The agency spent £35 million on low-value routine purchases in the last financial year. Of this, £15 million was spent via the cards, with more than £2 million being spent in March alone.
"We still feel we can do better," said Griffiths. "There is a lot of scope - the cards are not being used just for goods." For the past year, framework contracts, in which prices are set but volumes are open, have covered stationery, hotels, furniture, train travel and workwear.
There are 3,500 cards already in use and, despite the new drive, Griffiths said he did not expect there to be many more issued. The typical individual order limit is £1,000, with a monthly user limit of around £5,000.
If the agency succeeds in its aim to double its spending using the cards to £30 million next year, it claims it would come close to achieving the government's target of conducting 90 per cent of routine procurement electronically by next April.
The Office of Government ?ommerce, set up last month to promote procurement best practice in government departments and spearhead the drive towards the 90 per cent target, recently announced it is launching a review of the government's e-commerce policies.

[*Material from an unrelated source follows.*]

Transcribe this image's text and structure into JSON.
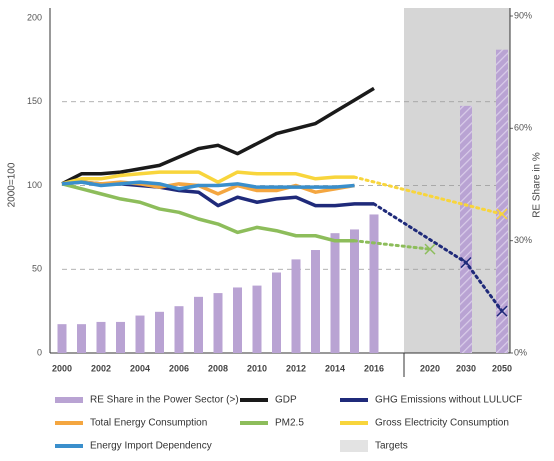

This announcement came amid doubts over the practicality of meeting the target and what will count as e-commerce towards it. "As far as we are concerned, purchasing card activity is electronic trading," said Griffiths.
Last year the agency was singled out in a National Audit Office report, Modernising Government, as one of the first successful major users of purchasing cards. It was also joint winner in the government division in the inaugural Kelly's Awards for Excellence in Purchasing and Supply.